Economic Pulse: Australia’s productivity conundrum

Economic Pulse: Australia’s productivity conundrum

All business owners have an instinctive feel for their own business’ productivity.

How much they spend on capital, labour and maintenance, and how much they sell at the end of it, directly determines their profits after all. Ultimately, what every business wants is to be more productive than its competitors.

Australian productivity as a whole is far more nebulous as a concept. But almost nothing in economics is as important. In the short term, productivity is an esoteric and abstract series of measurements. In the long run, it is everything. Productivity is why some countries are richer than others, why their citizens live in more comfort, and why you’re paid what you are.

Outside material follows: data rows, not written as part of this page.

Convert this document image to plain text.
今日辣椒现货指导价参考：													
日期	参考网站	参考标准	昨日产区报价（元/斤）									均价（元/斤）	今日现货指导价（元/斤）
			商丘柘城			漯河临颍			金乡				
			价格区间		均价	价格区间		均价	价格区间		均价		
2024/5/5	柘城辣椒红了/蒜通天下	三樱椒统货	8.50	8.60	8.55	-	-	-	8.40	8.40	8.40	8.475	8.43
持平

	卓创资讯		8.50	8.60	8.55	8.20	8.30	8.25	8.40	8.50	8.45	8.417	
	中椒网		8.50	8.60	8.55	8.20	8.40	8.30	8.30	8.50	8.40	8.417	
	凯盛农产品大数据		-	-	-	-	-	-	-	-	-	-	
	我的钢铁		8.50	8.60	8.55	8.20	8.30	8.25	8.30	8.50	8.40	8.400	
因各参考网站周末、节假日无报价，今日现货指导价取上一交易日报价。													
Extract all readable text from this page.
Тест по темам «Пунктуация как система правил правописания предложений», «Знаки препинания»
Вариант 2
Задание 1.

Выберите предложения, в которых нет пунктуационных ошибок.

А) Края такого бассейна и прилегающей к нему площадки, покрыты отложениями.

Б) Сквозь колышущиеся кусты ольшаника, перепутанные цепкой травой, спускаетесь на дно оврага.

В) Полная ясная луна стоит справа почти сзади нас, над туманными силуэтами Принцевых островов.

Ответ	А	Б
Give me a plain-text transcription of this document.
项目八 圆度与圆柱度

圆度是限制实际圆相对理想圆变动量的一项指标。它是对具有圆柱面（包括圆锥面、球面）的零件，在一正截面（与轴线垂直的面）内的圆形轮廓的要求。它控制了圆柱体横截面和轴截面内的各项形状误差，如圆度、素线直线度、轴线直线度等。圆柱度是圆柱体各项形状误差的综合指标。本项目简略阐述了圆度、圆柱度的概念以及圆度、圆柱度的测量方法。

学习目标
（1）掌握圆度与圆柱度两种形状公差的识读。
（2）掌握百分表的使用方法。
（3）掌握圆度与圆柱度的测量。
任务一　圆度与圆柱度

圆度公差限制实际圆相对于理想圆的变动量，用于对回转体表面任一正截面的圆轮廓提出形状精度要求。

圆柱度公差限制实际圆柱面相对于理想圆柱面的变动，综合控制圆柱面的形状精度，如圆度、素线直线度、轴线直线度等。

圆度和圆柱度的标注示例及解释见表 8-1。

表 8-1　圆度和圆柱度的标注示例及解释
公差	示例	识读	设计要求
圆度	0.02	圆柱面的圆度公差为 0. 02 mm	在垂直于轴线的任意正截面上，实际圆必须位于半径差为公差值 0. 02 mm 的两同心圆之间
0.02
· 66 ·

But the statistics we have on productivity are notoriously complex, and only account for what Canberra’s policy wonks call the ‘market sector’, which leads to things funded by the government or on not-for-profit terms being excluded for lack of available data. This is despite the health industry being one of Australia’s largest.

The Productivity Commission is trying to clarify just where we stand, and last week released the first of what will be an annual Productivity Update. The publication, a summary of Australia’s productivity situation, is important, if somewhat dry.

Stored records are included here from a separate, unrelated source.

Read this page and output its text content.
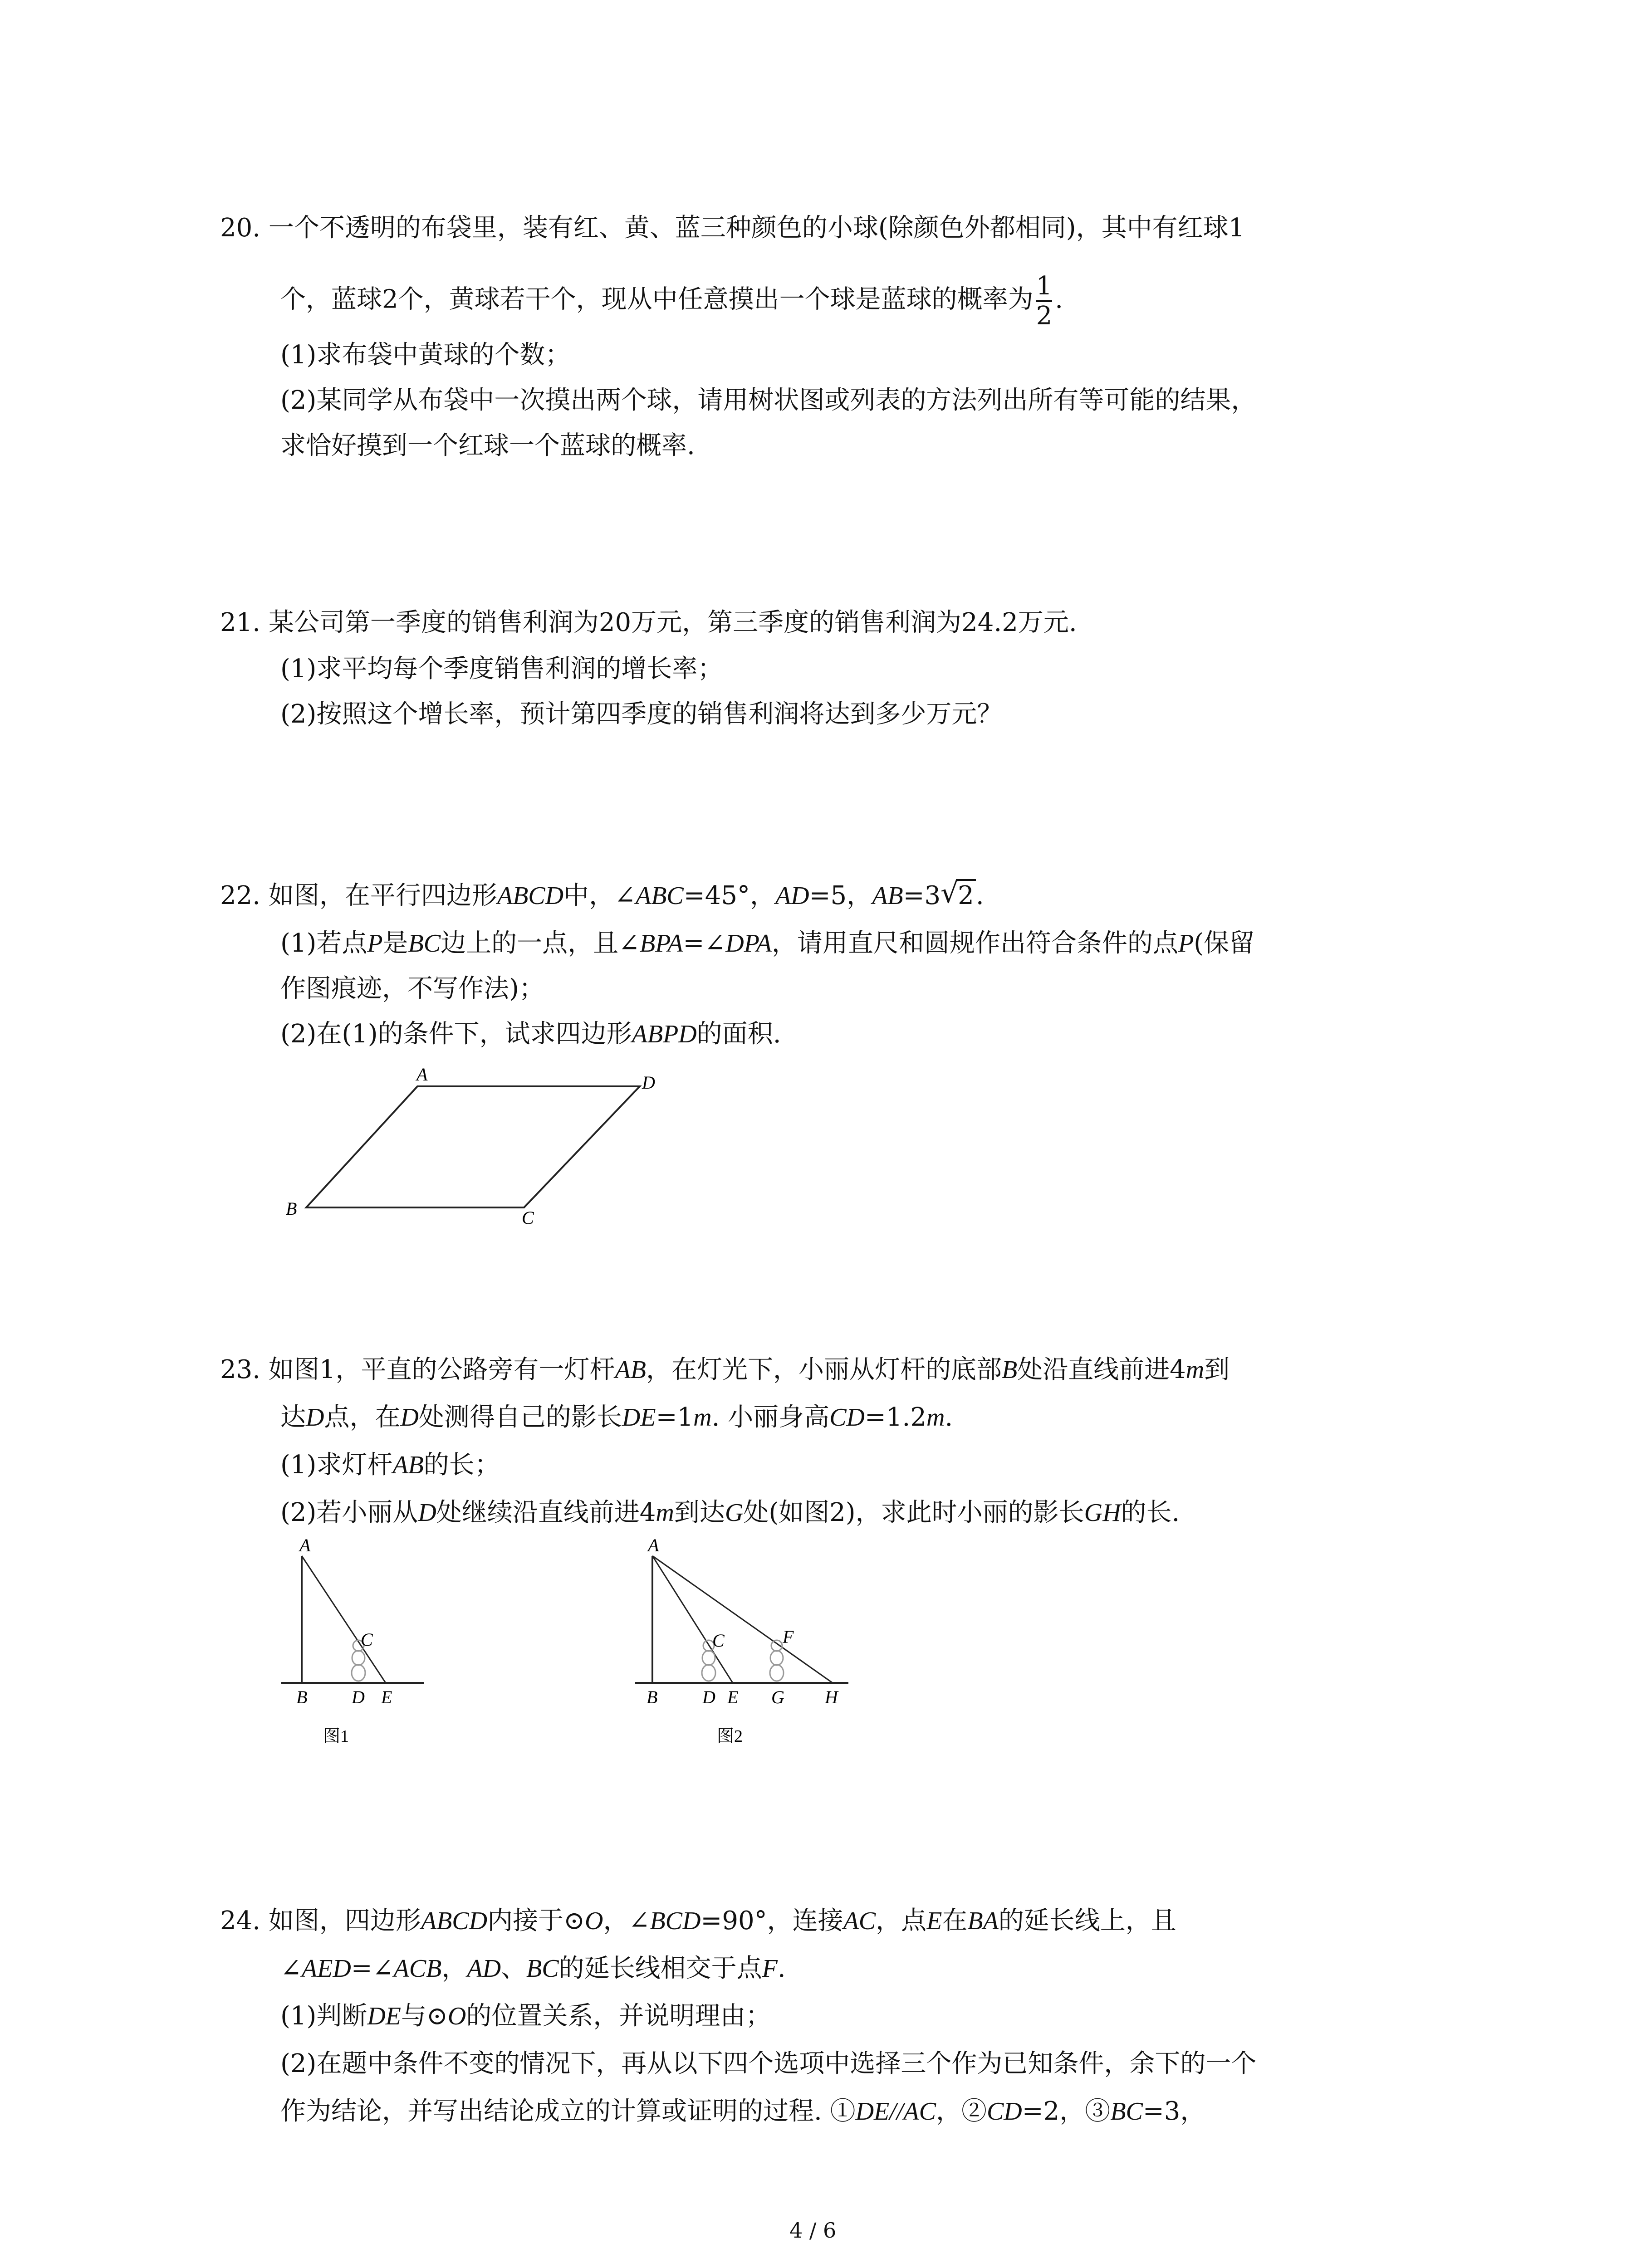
20. 一个不透明的布袋里，装有红、黄、蓝三种颜色的小球(除颜色外都相同)，其中有红球1
个，蓝球2个，黄球若干个，现从中任意摸出一个球是蓝球的概率为 $\frac{1}{2}$ .
(1)求布袋中黄球的个数；
(2)某同学从布袋中一次摸出两个球，请用树状图或列表的方法列出所有等可能的结果，
求恰好摸到一个红球一个蓝球的概率.
21. 某公司第一季度的销售利润为20万元，第三季度的销售利润为24.2万元.
(1)求平均每个季度销售利润的增长率；
(2)按照这个增长率，预计第四季度的销售利润将达到多少万元？
22. 如图，在平行四边形ABCD中，∠ABC=45°，AD=5，AB=3√ 2.
(1)若点P是BC边上的一点，且∠BPA=∠DPA，请用直尺和圆规作出符合条件的点P(保留
作图痕迹，不写作法)；
(2)在(1)的条件下，试求四边形ABPD的面积.
A	D
B	C
23. 如图1，平直的公路旁有一灯杆AB，在灯光下，小丽从灯杆的底部B处沿直线前进4m到
达D点，在D处测得自己的影长DE=1m. 小丽身高CD=1.2m.
(1)求灯杆AB的长；
(2)若小丽从D处继续沿直线前进4m到达G处(如图2)，求此时小丽的影长GH的长.
A
C
B D E
图1
A
C	F
B D E G H
图2
24. 如图，四边形ABCD内接于⊙O，∠BCD=90°，连接AC，点E在BA的延长线上，且
∠AED=∠ACB，AD、BC的延长线相交于点F.
(1)判断DE与⊙O的位置关系，并说明理由；
(2)在题中条件不变的情况下，再从以下四个选项中选择三个作为已知条件，余下的一个
作为结论，并写出结论成立的计算或证明的过程. ①DE//AC，②CD=2，③BC=3，
4 / 6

What becomes clear from reading it is that the story of Australian productivity – defined as what Australian businesses produce for the inputs they put in – is far more complex and varied than what you usually read.

A capital problem

Here’s something you probably didn’t know about productivity: if we go on Australia’s past performance, recent years have seen decent productivity growth in the one area you hear the most about. Labour productivity, which is tied up with calls for a loosening of our industrial relations framework, is at nowhere near crisis levels. It’s continued its fairly steady upwards trajectory since the 1990s.

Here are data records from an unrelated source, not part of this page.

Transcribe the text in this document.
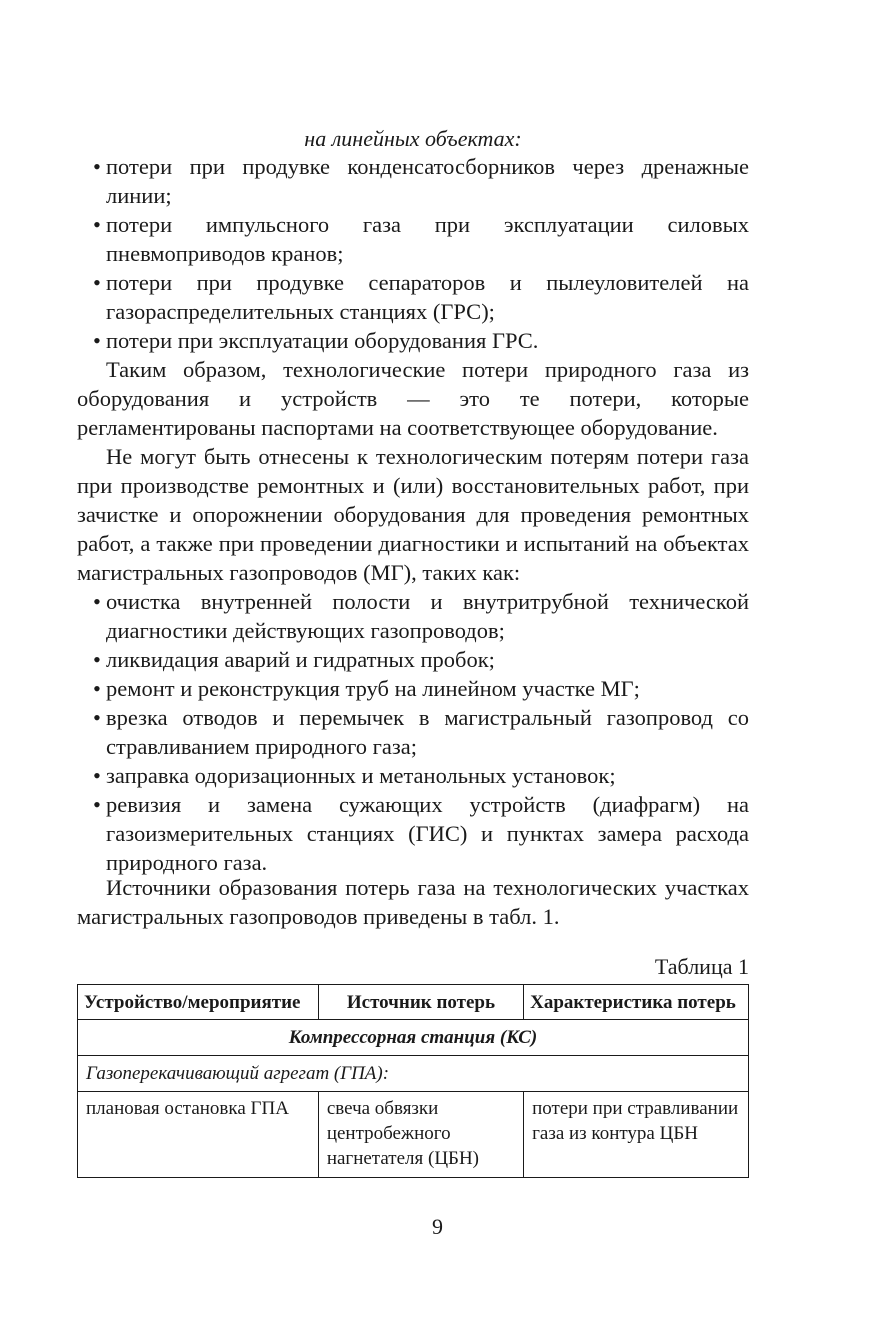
на линейных объектах:
• потери при продувке конденсатосборников через дренажные линии;
• потери импульсного газа при эксплуатации силовых пневмоприводов кранов;
• потери при продувке сепараторов и пылеуловителей на газораспределительных станциях (ГРС);
• потери при эксплуатации оборудования ГРС.
Таким образом, технологические потери природного газа из оборудования и устройств — это те потери, которые регламентированы паспортами на соответствующее оборудование.
Не могут быть отнесены к технологическим потерям потери газа при производстве ремонтных и (или) восстановительных работ, при зачистке и опорожнении оборудования для проведения ремонтных работ, а также при проведении диагностики и испытаний на объектах магистральных газопроводов (МГ), таких как:
• очистка внутренней полости и внутритрубной технической диагностики действующих газопроводов;
• ликвидация аварий и гидратных пробок;
• ремонт и реконструкция труб на линейном участке МГ;
• врезка отводов и перемычек в магистральный газопровод со стравливанием природного газа;
• заправка одоризационных и метанольных установок;
• ревизия и замена сужающих устройств (диафрагм) на газоизмерительных станциях (ГИС) и пунктах замера расхода природного газа.
Источники образования потерь газа на технологических участках магистральных газопроводов приведены в табл. 1.
Таблица 1
Устройство/мероприятие	Источник потерь	Характеристика потерь
Компрессорная станция (КС)		
Газоперекачивающий агрегат (ГПА):		
плановая остановка ГПА	свеча обвязки центробежного нагнетателя (ЦБН)	потери при стравливании газа из контура ЦБН
9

What has plunged is capital productivity, which is a measure of how much employers get in product out of every dollar they spend on capital – in this case meaning equipment and land. It’s capital productivity which has the problem, and as a result, our multifactor productivity, which is what it sounds like, hasn’t moved much in the past 20 years. It’s now below its peaks in 2003-4.

Why has capital productivity plunged? It’s largely because of the mining industry. Mining investment has grown every year for much of the past decade as resource deposits take more and more equipment to haul out of the ground due to the depletion of the easiest-to-reach deposits.